Home Property Mortgage lenders are in dire straights by reacting to fears of further interest rate hikes as rates are forecast to increase to hit 6%

Mortgage lenders are in dire straights by reacting to fears of further interest rate hikes as rates are forecast to increase to hit 6%

by LLP Finance Reporter
7th Oct 22 1:08 pm

The UK property market was thrown into turmoil last week, with mortgage lenders reacting to fears of further interest rate hikes by removing vast numbers of products from the market and mortgage rates themselves forecast to increase to as high as 6%.

As a result of this, average homebuyers coming to the end of their mortgage terms over the next year are set to see the cost of their monthly repayments climb by over £300 a month, despite having made three years’ worth of payments, according to newly released research from property lending experts, Octane Capital.

At the same time, many analysts have also predicted that house price growth will either stall or even decline by as much as 5% over the coming months.

Read more on property news:

Mortgage costs revealed to be the second largest rising annual bills behind energy

Economic pressures and the increased cost of borrowing have seen buyer demand slip during Q3

Interest rate hikes are driving a rise in homeowners selling up

Housing market showing further signs of crashing as a number of regions that have seen annual house price inflation fall

But what does this mean for the average homebuyer, or homeowner when it comes to securing or renewing a mortgage?

Securing a mortgage as a new buyer

Based on the current average rate for a three-year fixed term at a 75% loan to value, the average homebuyer purchasing in today’s market would be looking at a monthly repayment of £1,125, based on the average mortgage rate of 3.74% and the current average house price of £219,089.

Should the average mortgage rate climb to 6% in 2023 and house prices also dip by 5% to £208,134 as forecast, the average home buyer would be facing a monthly repayment of £1,341, £216 more than they would if they were purchasing a property in the current market.

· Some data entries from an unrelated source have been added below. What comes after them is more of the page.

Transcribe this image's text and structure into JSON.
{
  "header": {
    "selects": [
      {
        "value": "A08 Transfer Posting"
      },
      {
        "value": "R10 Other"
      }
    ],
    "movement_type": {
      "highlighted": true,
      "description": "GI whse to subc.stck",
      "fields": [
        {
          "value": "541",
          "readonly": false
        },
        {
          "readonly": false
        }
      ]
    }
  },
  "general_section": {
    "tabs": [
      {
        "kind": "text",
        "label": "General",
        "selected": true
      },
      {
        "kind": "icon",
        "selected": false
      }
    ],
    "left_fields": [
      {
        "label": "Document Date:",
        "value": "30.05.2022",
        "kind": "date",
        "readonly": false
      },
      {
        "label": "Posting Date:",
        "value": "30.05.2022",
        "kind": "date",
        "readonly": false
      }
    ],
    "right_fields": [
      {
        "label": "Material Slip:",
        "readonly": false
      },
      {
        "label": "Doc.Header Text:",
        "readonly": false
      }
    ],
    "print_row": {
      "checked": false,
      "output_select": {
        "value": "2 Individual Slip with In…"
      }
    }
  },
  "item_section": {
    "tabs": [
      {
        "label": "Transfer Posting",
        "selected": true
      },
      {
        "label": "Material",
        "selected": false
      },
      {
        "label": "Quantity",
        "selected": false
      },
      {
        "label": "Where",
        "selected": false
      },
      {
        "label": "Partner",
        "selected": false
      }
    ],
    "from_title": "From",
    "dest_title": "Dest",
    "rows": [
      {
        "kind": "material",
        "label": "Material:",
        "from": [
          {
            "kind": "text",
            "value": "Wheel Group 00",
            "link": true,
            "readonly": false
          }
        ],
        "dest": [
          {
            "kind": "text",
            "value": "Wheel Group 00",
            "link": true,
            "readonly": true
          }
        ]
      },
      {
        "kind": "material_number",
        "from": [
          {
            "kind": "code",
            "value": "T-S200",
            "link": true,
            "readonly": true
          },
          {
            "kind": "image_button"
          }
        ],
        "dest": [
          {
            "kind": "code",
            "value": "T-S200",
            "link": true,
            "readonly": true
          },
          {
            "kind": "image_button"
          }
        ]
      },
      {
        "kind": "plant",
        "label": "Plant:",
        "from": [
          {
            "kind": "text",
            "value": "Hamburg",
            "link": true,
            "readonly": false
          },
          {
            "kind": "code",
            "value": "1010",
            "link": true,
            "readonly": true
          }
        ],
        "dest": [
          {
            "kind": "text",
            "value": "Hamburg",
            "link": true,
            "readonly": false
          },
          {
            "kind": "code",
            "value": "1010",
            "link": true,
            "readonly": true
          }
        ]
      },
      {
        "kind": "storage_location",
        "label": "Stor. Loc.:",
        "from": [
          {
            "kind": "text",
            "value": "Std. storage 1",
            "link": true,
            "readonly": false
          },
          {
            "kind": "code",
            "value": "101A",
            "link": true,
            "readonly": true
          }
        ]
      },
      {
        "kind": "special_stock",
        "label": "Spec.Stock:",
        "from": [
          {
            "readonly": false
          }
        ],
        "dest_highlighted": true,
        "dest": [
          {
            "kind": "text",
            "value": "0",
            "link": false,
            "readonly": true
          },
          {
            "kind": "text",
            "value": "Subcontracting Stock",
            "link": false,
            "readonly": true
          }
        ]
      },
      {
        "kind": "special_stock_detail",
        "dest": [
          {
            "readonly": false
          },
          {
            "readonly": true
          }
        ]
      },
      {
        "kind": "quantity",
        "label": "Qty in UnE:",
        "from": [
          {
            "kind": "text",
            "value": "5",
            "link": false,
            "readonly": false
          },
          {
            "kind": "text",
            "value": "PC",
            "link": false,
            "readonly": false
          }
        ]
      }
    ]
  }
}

However, if house prices remain stagnant at £129,089, an average rate of 6% would see a property purchase in 2023 require a £1,412 monthly repayment – £286 more per month than the current cost of borrowing.

Existing homeowners

For those approaching the end of a three-year fixed term, the difference between remortgaging now and in 2023 could make a substantial difference to their monthly payments.

Back in August 2019, the average rate of 1.73% for a three-year fixed term at a 75% loan to value, would have required the average homebuyer to repay £719 per month based on the average house price of £233,366 – £406 less than those looking to buying today.

While those currently approaching their renewal date in 2022 would have cleared over £17,000 from the sum owed on their mortgage, the current rate of 3.74% applied to the remaining £157,792 would still see them pay £810 per month – an increase of £91 on their original monthly repayment costs.

However, those who are due to renew on their three-year fixed term come 2023 will be facing a far higher average monthly repayment of £1,043 per month. This is a £298 increase on their previous monthly repayment costs, despite having cleared £11,521 off their original mortgage since August 2022.

Jonathan Samuels, CEO of Octane Capital said, “It’s been a very chaotic few weeks for the mortgage market and this unsettled landscape looks set to remain for the foreseeable future as the threat of further interest rate hikes looms large.

“Those looking to lock in a three-year fixed term today will be facing considerably higher repayment rates compared to three years ago, with the average repayment now over £400 more per month.

“Despite this, those considering a purchase are best advised to do so now, as sitting on the fence could see you paying between £200 and £300 more a month come next year, with mortgage rates forecast to hit six per cent.

“For those approaching the end of their three-year fixed term, now is also the time to lock in a fresh deal. Currently doing so will see you pay around £90 more a month but this cost is set to climb to almost £300 more per month for those due to renew next year.”